それでも終わったあとは『なんか運動したい』という気持ちになるので、これは本当に不思議です。僕はこれを『Ready to go(準備完了)の状態』と呼んでいます。70%くらいのバッテリーが100%まで回復するようなイメージでしょうか。普通は運動直後は20%くらいまで減り、ゆっくり休養して回復させる、という考え方だと思うのですが、ピラティスはしっかり100%まで回復するのがすごいところです。
なので、僕はランニングに出掛ける前にも、軽くピラティスの動きを実践するようにしています。

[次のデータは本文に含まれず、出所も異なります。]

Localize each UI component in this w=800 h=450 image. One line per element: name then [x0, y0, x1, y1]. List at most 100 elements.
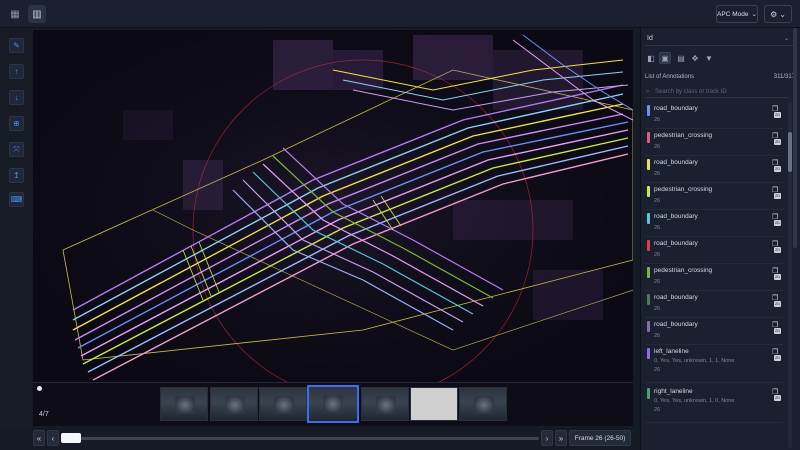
mode-dropdown[interactable]: APC Mode ⌄ — [716, 5, 758, 23]
stack-icon[interactable]: ◧ — [645, 52, 657, 64]
arrow-up-icon[interactable]: ↑ — [9, 64, 24, 79]
point-cloud-viewport[interactable] — [33, 30, 633, 382]
annotation-class-name: road_boundary — [654, 321, 698, 328]
camera-thumbnail[interactable] — [459, 387, 507, 421]
loading-indicator — [37, 386, 42, 391]
annotation-row[interactable]: road_boundary 26 ❒ 2D — [645, 318, 783, 345]
mode-label: APC Mode — [717, 10, 749, 18]
annotation-row[interactable]: pedestrian_crossing 26 ❒ 2D — [645, 183, 783, 210]
annotation-class-name: road_boundary — [654, 240, 698, 247]
grid-icon[interactable]: ▥ — [28, 5, 46, 23]
annotation-list-header: List of Annotations 311/317 — [645, 74, 795, 80]
annotation-list-title: List of Annotations — [645, 74, 695, 80]
class-color-swatch — [647, 186, 650, 197]
timeline-slider[interactable] — [63, 437, 539, 440]
annotation-row[interactable]: road_boundary 26 ❒ 2D — [645, 210, 783, 237]
class-color-swatch — [647, 132, 650, 143]
class-color-swatch — [647, 213, 650, 224]
dimension-badge-icon: 2D — [774, 220, 781, 226]
filter-icon[interactable]: ▼ — [703, 52, 715, 64]
annotation-row[interactable]: pedestrian_crossing 26 ❒ 2D — [645, 129, 783, 156]
cube-icon[interactable]: ❒ 2D — [772, 267, 781, 280]
dimension-badge-icon: 2D — [774, 247, 781, 253]
camera-thumbnail[interactable] — [410, 387, 458, 421]
info-icon[interactable]: ↥ — [9, 168, 24, 183]
cube-icon[interactable]: ❒ 2D — [772, 186, 781, 199]
search-input[interactable]: ⌕ Search by class or track ID — [645, 86, 789, 98]
comment-icon[interactable]: ▤ — [675, 52, 687, 64]
class-color-swatch — [647, 159, 650, 170]
annotation-class-name: left_laneline — [654, 348, 689, 355]
layers-icon[interactable]: ▦ — [6, 5, 24, 23]
cube-icon[interactable]: ❒ 2D — [772, 132, 781, 145]
image-icon[interactable]: ▣ — [659, 52, 671, 64]
annotation-attributes: 26 — [654, 279, 661, 285]
cube-icon[interactable]: ❒ 2D — [772, 213, 781, 226]
camera-thumbnail[interactable] — [210, 387, 258, 421]
chevron-down-icon: ⌄ — [751, 11, 757, 18]
annotation-row[interactable]: right_laneline 0, Yes, Yes, unknown, 1, 0… — [645, 385, 783, 423]
annotation-class-name: pedestrian_crossing — [654, 186, 713, 193]
dimension-badge-icon: 2D — [774, 328, 781, 334]
annotation-class-name: road_boundary — [654, 159, 698, 166]
camera-thumbnail[interactable] — [259, 387, 307, 421]
annotation-row[interactable]: road_boundary 26 ❒ 2D — [645, 291, 783, 318]
frame-label[interactable]: Frame 26 (26-50) — [569, 430, 631, 446]
annotation-scrollbar-thumb[interactable] — [788, 132, 792, 172]
annotation-attributes: 26 — [654, 225, 661, 231]
annotation-class-name: road_boundary — [654, 294, 698, 301]
annotation-attributes: 26 — [654, 252, 661, 258]
class-color-swatch — [647, 388, 650, 399]
next-frame-button[interactable]: › — [541, 430, 553, 446]
lane-map-canvas — [33, 30, 633, 382]
settings-dropdown[interactable]: ⚙ ⌄ — [764, 5, 792, 23]
annotation-row[interactable]: road_boundary 26 ❒ 2D — [645, 237, 783, 264]
dimension-badge-icon: 2D — [774, 112, 781, 118]
last-frame-button[interactable]: » — [555, 430, 567, 446]
annotation-row[interactable]: road_boundary 26 ❒ 2D — [645, 156, 783, 183]
dimension-badge-icon: 2D — [774, 395, 781, 401]
cube-icon[interactable]: ❒ 2D — [772, 105, 781, 118]
annotation-class-name: pedestrian_crossing — [654, 267, 713, 274]
annotation-attributes: 26 — [654, 333, 661, 339]
timeline-slider-thumb[interactable] — [61, 433, 81, 443]
annotation-row[interactable]: pedestrian_crossing 26 ❒ 2D — [645, 264, 783, 291]
prev-frame-button[interactable]: ‹ — [47, 430, 59, 446]
frame-counter: 4/7 — [39, 411, 49, 418]
pen-icon[interactable]: ✎ — [9, 38, 24, 53]
annotation-frame: 26 — [654, 367, 661, 373]
cube-icon[interactable]: ❒ 2D — [772, 321, 781, 334]
arrow-down-icon[interactable]: ↓ — [9, 90, 24, 105]
annotation-frame: 26 — [654, 407, 661, 413]
class-color-swatch — [647, 105, 650, 116]
cube-icon[interactable]: ❒ 2D — [772, 240, 781, 253]
id-dropdown[interactable]: Id ⌄ — [645, 32, 793, 46]
chevron-down-icon: ⌄ — [783, 36, 789, 42]
camera-thumbnail[interactable] — [160, 387, 208, 421]
chevron-down-icon: ⌄ — [779, 9, 786, 19]
annotation-list: road_boundary 26 ❒ 2D pedestrian_crossing 26 ❒… — [641, 102, 787, 450]
move-icon[interactable]: ✥ — [689, 52, 701, 64]
annotation-row[interactable]: left_laneline 0, Yes, Yes, unknown, 1, 1,… — [645, 345, 783, 383]
search-icon: ⌕ — [646, 89, 650, 95]
panel-scrollbar[interactable] — [793, 28, 797, 248]
cube-icon[interactable]: ❒ 2D — [772, 388, 781, 401]
camera-thumbnail[interactable] — [361, 387, 409, 421]
class-color-swatch — [647, 321, 650, 332]
annotation-attributes: 0, Yes, Yes, unknown, 1, 1, None — [654, 358, 735, 364]
cube-icon[interactable]: ❒ 2D — [772, 348, 781, 361]
camera-thumbnail-selected[interactable] — [307, 385, 359, 423]
class-color-swatch — [647, 240, 650, 251]
cube-icon[interactable]: ❒ 2D — [772, 294, 781, 307]
class-color-swatch — [647, 267, 650, 278]
annotation-row[interactable]: road_boundary 26 ❒ 2D — [645, 102, 783, 129]
id-dropdown-label: Id — [647, 35, 653, 42]
first-frame-button[interactable]: « — [33, 430, 45, 446]
keyboard-icon[interactable]: ⌨ — [9, 192, 24, 207]
expand-icon[interactable]: ⤧ — [9, 142, 24, 157]
zoom-icon[interactable]: ⊕ — [9, 116, 24, 131]
annotation-attributes: 26 — [654, 117, 661, 123]
dimension-badge-icon: 2D — [774, 193, 781, 199]
timeline-bar: « ‹ › » Frame 26 (26-50) — [33, 428, 633, 448]
cube-icon[interactable]: ❒ 2D — [772, 159, 781, 172]
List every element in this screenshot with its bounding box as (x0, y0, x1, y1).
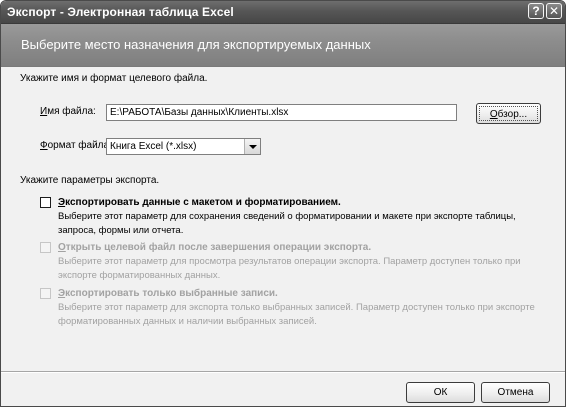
export-with-formatting-description: Выберите этот параметр для сохранения св… (58, 211, 516, 236)
browse-label-mnemonic: О (489, 109, 498, 120)
option2-title-text: ткрыть целевой файл после завершения опе… (65, 242, 372, 253)
window-title: Экспорт - Электронная таблица Excel (7, 5, 234, 19)
option2-mnemonic: О (58, 242, 66, 253)
close-icon: ✕ (548, 4, 560, 18)
options-instruction: Укажите параметры экспорта. (20, 175, 160, 186)
format-label-text: ормат файла: (47, 140, 112, 151)
format-select[interactable]: Книга Excel (*.xlsx) (106, 138, 261, 155)
ok-button[interactable]: ОК (406, 382, 475, 403)
filename-input[interactable]: E:\РАБОТА\Базы данных\Клиенты.xlsx (106, 104, 457, 121)
help-button[interactable]: ? (528, 3, 544, 19)
banner-heading: Выберите место назначения для экспортиру… (21, 37, 371, 52)
browse-label-text: бзор... (497, 109, 528, 120)
browse-button[interactable]: Обзор... (476, 103, 541, 124)
open-target-file-label[interactable]: Открыть целевой файл после завершения оп… (58, 242, 371, 253)
chevron-down-icon[interactable] (244, 139, 260, 154)
cancel-button[interactable]: Отмена (481, 382, 550, 403)
export-with-formatting-label[interactable]: Экспортировать данные с макетом и формат… (58, 197, 341, 208)
file-instruction: Укажите имя и формат целевого файла. (20, 73, 208, 84)
option1-title-text: кспортировать данные с макетом и формати… (65, 197, 341, 208)
header-banner: Выберите место назначения для экспортиру… (1, 24, 565, 67)
export-with-formatting-checkbox[interactable] (40, 197, 51, 208)
filename-label: Имя файла: (40, 106, 96, 117)
open-target-file-description: Выберите этот параметр для просмотра рез… (58, 256, 521, 281)
footer-divider (1, 371, 565, 373)
open-target-file-checkbox[interactable] (40, 242, 51, 253)
export-selected-only-label[interactable]: Экспортировать только выбранные записи. (58, 288, 278, 299)
format-label-mnemonic: Ф (40, 140, 48, 151)
export-selected-only-checkbox[interactable] (40, 288, 51, 299)
export-selected-only-description: Выберите этот параметр для экспорта толь… (58, 302, 535, 327)
filename-label-text: мя файла: (47, 106, 96, 117)
close-button[interactable]: ✕ (546, 3, 562, 19)
title-bar[interactable]: Экспорт - Электронная таблица Excel ? ✕ (1, 1, 565, 24)
export-dialog: Экспорт - Электронная таблица Excel ? ✕ … (0, 0, 566, 407)
format-select-value: Книга Excel (*.xlsx) (110, 141, 197, 152)
format-label: Формат файла: (40, 140, 112, 151)
browse-button-focus-rect: Обзор... (479, 106, 538, 121)
help-icon: ? (532, 4, 540, 18)
option3-title-text: кспортировать только выбранные записи. (65, 288, 278, 299)
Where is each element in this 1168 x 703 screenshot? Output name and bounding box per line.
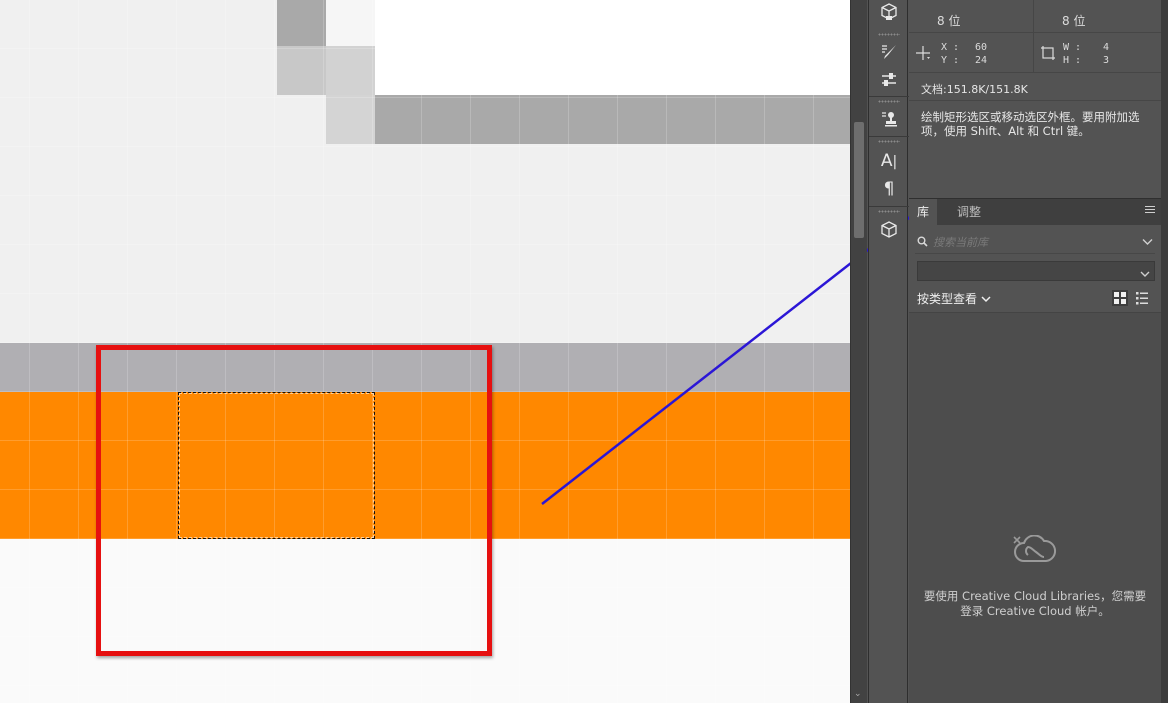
creative-cloud-login-message: 要使用 Creative Cloud Libraries，您需要登录 Creat…	[923, 589, 1147, 618]
library-select[interactable]	[917, 261, 1155, 281]
list-view-icon[interactable]	[1134, 290, 1150, 306]
chevron-down-icon[interactable]	[1142, 235, 1153, 249]
right-panel: 8 位 8 位 X : 60 Y : 24 W : 4 H : 3 文档:151.8K/…	[909, 0, 1161, 703]
library-search-input[interactable]	[933, 233, 1133, 251]
panel-grip[interactable]	[878, 210, 900, 213]
pixel-light-1	[326, 0, 375, 46]
y-label: Y :	[941, 55, 960, 66]
selection-size-icon	[1040, 45, 1056, 64]
w-value: 4	[1102, 42, 1109, 53]
gray-stripe-top	[375, 95, 850, 144]
crosshair-icon	[915, 45, 931, 64]
panel-icon-strip: A| ¶	[868, 0, 909, 703]
library-search	[915, 231, 1155, 254]
brush-presets-icon[interactable]	[876, 40, 902, 64]
library-tab-bar: 库 调整	[909, 198, 1161, 226]
view-by-type-label: 按类型查看	[917, 292, 978, 306]
creative-cloud-icon	[1012, 534, 1058, 570]
pixel-mid-2	[326, 46, 375, 95]
x-value: 60	[974, 42, 987, 53]
panel-grip[interactable]	[878, 100, 900, 103]
tab-libraries[interactable]: 库	[909, 199, 938, 226]
document-canvas[interactable]	[0, 0, 850, 703]
library-content: 要使用 Creative Cloud Libraries，您需要登录 Creat…	[909, 312, 1161, 703]
x-label: X :	[941, 42, 960, 53]
3d-cube-icon[interactable]	[876, 0, 902, 24]
chevron-down-icon	[981, 292, 991, 306]
scroll-down-icon[interactable]: ⌄	[854, 689, 862, 699]
pixel-mid-3	[326, 95, 375, 144]
scrollbar-thumb[interactable]	[854, 122, 864, 238]
info-panel: 8 位 8 位 X : 60 Y : 24 W : 4 H : 3 文档:151.8K/…	[909, 0, 1161, 196]
white-area	[375, 0, 850, 95]
h-value: 3	[1102, 55, 1109, 66]
clone-stamp-icon[interactable]	[876, 107, 902, 131]
panel-grip[interactable]	[878, 140, 900, 143]
bit-depth-left: 8 位	[937, 14, 961, 28]
search-icon	[917, 236, 928, 250]
paragraph-icon[interactable]: ¶	[876, 177, 902, 201]
pixel-dark-1	[277, 0, 326, 46]
grid-view-icon[interactable]	[1112, 290, 1128, 306]
view-by-row: 按类型查看	[917, 290, 1157, 308]
tab-adjustments[interactable]: 调整	[949, 199, 989, 226]
3d-box-icon[interactable]	[876, 218, 902, 242]
canvas-vertical-scrollbar[interactable]: ⌄	[850, 0, 867, 703]
w-label: W :	[1063, 42, 1082, 53]
y-value: 24	[974, 55, 987, 66]
view-by-type-dropdown[interactable]: 按类型查看	[917, 292, 991, 306]
sliders-icon[interactable]	[876, 68, 902, 92]
character-icon[interactable]: A|	[876, 149, 902, 173]
selection-dimensions: W : 4 H : 3	[1063, 41, 1109, 67]
pixel-mid-1	[277, 46, 326, 95]
h-label: H :	[1063, 55, 1082, 66]
panel-grip[interactable]	[878, 33, 900, 36]
red-annotation-box	[96, 345, 492, 656]
cursor-coordinates: X : 60 Y : 24	[941, 41, 987, 67]
panel-menu-icon[interactable]	[1145, 206, 1155, 215]
panel-scrollbar[interactable]	[1161, 0, 1168, 703]
bit-depth-right: 8 位	[1062, 14, 1086, 28]
chevron-down-icon	[1140, 267, 1150, 281]
document-size: 文档:151.8K/151.8K	[921, 83, 1028, 96]
tool-hint-text: 绘制矩形选区或移动选区外框。要用附加选项，使用 Shift、Alt 和 Ctrl…	[921, 110, 1140, 138]
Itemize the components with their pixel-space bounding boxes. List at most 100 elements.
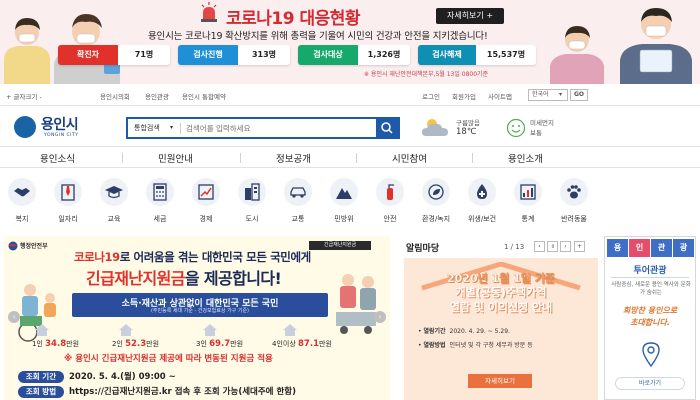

すると、身体が整った状態になりますので、動きが軽やかになり、力みや無駄な動作もなくなり、とても走りやすくなるのです。
運動というと、一般的には筋力強化や持久力強化など『なにかを強くする』ということを考えがちです。そうではなく、まずは筋肉を柔らかくしてあげる、姿勢を整える、眠っている筋肉を起こしてあげるなど「動きやすい環境」を整えてあげることが大切なのです。ピラティスを正しく実践することで、今までの運動の概念が180度変わるかと思います。